Uwe Reinhardt has made the argument that health care rationing is health care rationing. It’s inevitable, so there’s no big deal about the government exerting more control. I argued earlier that this ignores the question 0f who is doing the rationing, us or the government? Since resources are finite but desires are infinite, we all engage in “rationing” in most every aspect of our lives. But we do so based on our needs, wants, wishes, and dreams, not those of politicians or bureaucrats.
Who makes the decision especially matters when the issue is life and death. There was a recent report on RedState.com that a Democratic congressional aide was overheard suggesting that expanded Hospice care would help solve the cost problem for health care:
And, for the crowning glory, the aide feels that “probably the best part of the bill is the increase in Hospice care which will solve the prolonging of life issue.”

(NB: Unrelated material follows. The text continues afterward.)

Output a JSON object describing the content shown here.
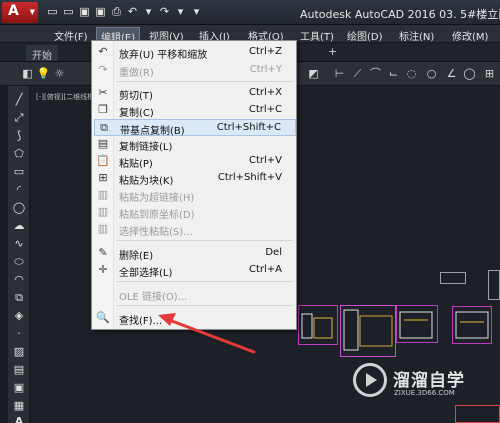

One has to be careful dealing with second-hand reports of overheard conversations. Nevertheless, RedState’s Erick Erickson pointed to Oregon’s health program, which seems to trend the same way. As Fox News detailed:
Some terminally ill patients in Oregon who turned to their state for health care were denied treatment and offered doctor-assisted suicide instead, a proposal some experts have called a “chilling” corruption of medical ethics.
Since the spread of his prostate cancer, 53-year-old Randy Stroup of Dexter, Ore., has been in a fight for his life. Uninsured and unable to pay for expensive chemotherapy, he applied to Oregon’s state-run health plan for help.Lane Individual Practice Association (LIPA), which administers the Oregon Health Plan in Lane County, responded to Stroup’s request with a letter saying the state would not cover Stroup’s pricey treatment, but would pay for the cost of physician-assisted suicide.
“It dropped my chin to the floor,” Stroup told FOX News. “[How could they] not pay for medication that would help my life, and yet offer to pay to end my life?”
The letter, which has been sent to other terminal patients throughout Oregon, follows guidelines established by the state legislature.
Oregon doesn’t cover life-prolonging treatment unless there is better than a 5 percent chance it will help the patients live for five more years — but it covers doctor-assisted suicide, defining it as a means of providing comfort, no different from hospice care or pain medication.
“It’s chilling when you think about it,” said Dr. William Toffler, a professor of family medicine at Oregon Health & Science University. “It absolutely conveys to the patient that continued living isn’t worthwhile.”
Where government picks up the tab, it obviously has to decide what services it is willing to cover. In the case of Oregon, the juxtaposition of refusing to pay for medical treatment while underwriting euthanasia should cause significant discomfort at the least. Of course, drawing the line will never be easy. But surely we don’t want government to decide where to draw the line for the rest of us who are not — presently, at least — dependent on Uncle Sam for their health care.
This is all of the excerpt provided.